In his Letter to the Romans, Paul writes that God promised through the prophets, to send God’s Son, who opens new life to us and gives us grace to minister in his Name.

And then we have Matthew’s story of the birth of Jesus. This story focuses on a most courageous and faithful and wise man, Joseph.

Joseph finds out that Mary is pregnant, but he knows that the child is not his. Back in those days, women were routinely stoned to death for such offenses. We recall what Jesus told some folks who were about to do just that. He said that those who were without sin should cast the first stone, and they all walked away.

Joseph makes up his mind not to make a public spectacle of Mary. In such a situation, the law says that the proper thing is to divorce the woman, but Joseph plans to do this quietly. He wants to spare her disgrace. Even in this very awkward situation, he is very respectful toward Mary.
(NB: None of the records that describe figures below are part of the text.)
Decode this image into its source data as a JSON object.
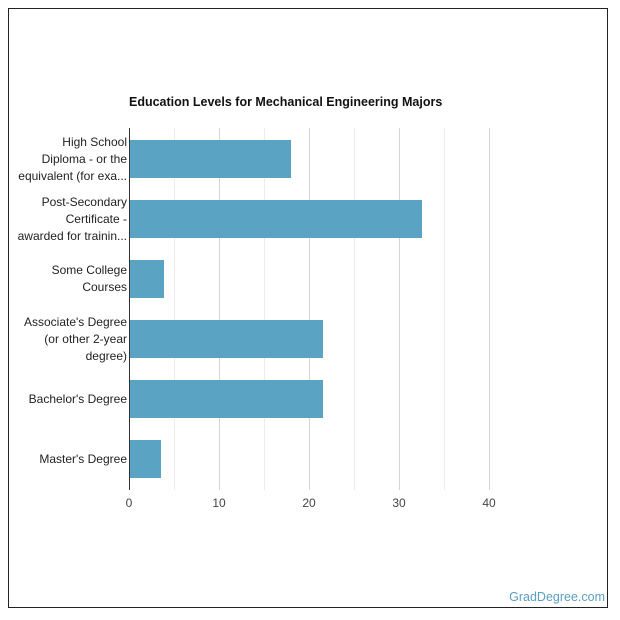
{
  "chart_data": {
    "type": "bar",
    "orientation": "horizontal",
    "title": "Education Levels for Mechanical Engineering Majors",
    "xlabel": "",
    "ylabel": "",
    "categories": [
      "High School Diploma - or the equivalent (for exa...",
      "Post-Secondary Certificate - awarded for trainin...",
      "Some College Courses",
      "Associate's Degree (or other 2-year degree)",
      "Bachelor's Degree",
      "Master's Degree"
    ],
    "values": [
      18.0,
      32.6,
      3.9,
      21.6,
      21.6,
      3.6
    ],
    "xlim": [
      0,
      42
    ],
    "xticks": [
      0,
      10,
      20,
      30,
      40
    ],
    "grid": true,
    "legend": null,
    "bar_color": "#5ba3c2"
  },
  "chart": {
    "title": "Education Levels for Mechanical Engineering Majors",
    "labels": [
      [
        "High School",
        "Diploma - or the",
        "equivalent (for exa..."
      ],
      [
        "Post-Secondary",
        "Certificate -",
        "awarded for trainin..."
      ],
      [
        "Some College",
        "Courses"
      ],
      [
        "Associate's Degree",
        "(or other 2-year",
        "degree)"
      ],
      [
        "Bachelor's Degree"
      ],
      [
        "Master's Degree"
      ]
    ],
    "ticks": [
      "0",
      "10",
      "20",
      "30",
      "40"
    ]
  },
  "footer": {
    "watermark": "GradDegree.com"
  }
}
But then Joseph has a dream, and in that dream an angel of the Lord appears to him and tells him that the child is indeed from the Holy Spirit. The angel tells Joseph that he should name the child Jesus, and this means that Joseph is in effect adopting Jesus. Some commentators point out that, on a purely human level, Jesus was an illegitimate child. Joseph adopted him, but, until then, he did not have an earthly father. Scholars point out that there may have been talk around Nazareth about this situation, that, among the many difficult things Jesus went through was the experience of having questionable parentage. Mary, Joseph, and Jesus also experienced what it meant to be refugees when they fled into Egypt.

The text says that Joseph is a righteous man. “Righteous” means that he had a right relationship with God. Righteous does not mean holier than thou or rigid in theology. It means that Joseph was close to God, He turned to God for help and guidance and insight and inspiration. As we follow the role of Joseph in Jesus and Mary’s lives, it becomes clear that he was always open to God’s direction.

Just think for a moment: what if Joseph had not been the person he was? Anyone who knew Mary would know that she would never be unfaithful, She kept her commitments, She followed Jesus to the foot of the cross. But a lesser man might have just taken a look at the superficial appearances and made a different decision. Not Joseph. Even before he received that direct communication from God he had made the most loving decision he could have made under the law.

They made the trip to Bethlehem so that Jesus could be born in David’s city. That was a grueling journey. Always, always, Joseph was the protector. Afterward, when Herod decided to murder all the baby boys, Joseph took Mary and the baby into Egypt. Always, he was there to take care of them. Always, he was respectful toward Mary and this precious little baby. He took major risks in order to care for his adopted son. This is a wonderful role model for fathers in all ages and places.

We are now very close to that wonderful time when we celebrate the birth of our Lord Jesus, Emmanuel, God with us.

And so, I go back to that question: what does it mean to realize that God is with us? It means that we realize that God loves us enough to come and live among us. And when we think of God as being with us, we also remember that we need to be with God. We need to seek God’s guidance and help. We need to be more like Joseph and less like King Ahaz, who just ignored Isaiah and God and went off and did his own thing.

Joseph is someone who knew that God was as near as his breath. He turned to God. Back in those days, people often received guidance from God in their dreams. Even when Joseph was asleep he was open to God’s leading. Do we seek God’s direction? Do we, like Joseph, know that God is as close as our own breath? Would we have the courage that Joseph had? Courage that only God can give? Would we step beyond our comfort zone and into the growing kingdom of God as Joseph did? Would we assist at this birth of a new thing? A new order? A new world?

Emmanuel, God with us.  May we prepare for his birth in us and in the world he made.  Amen.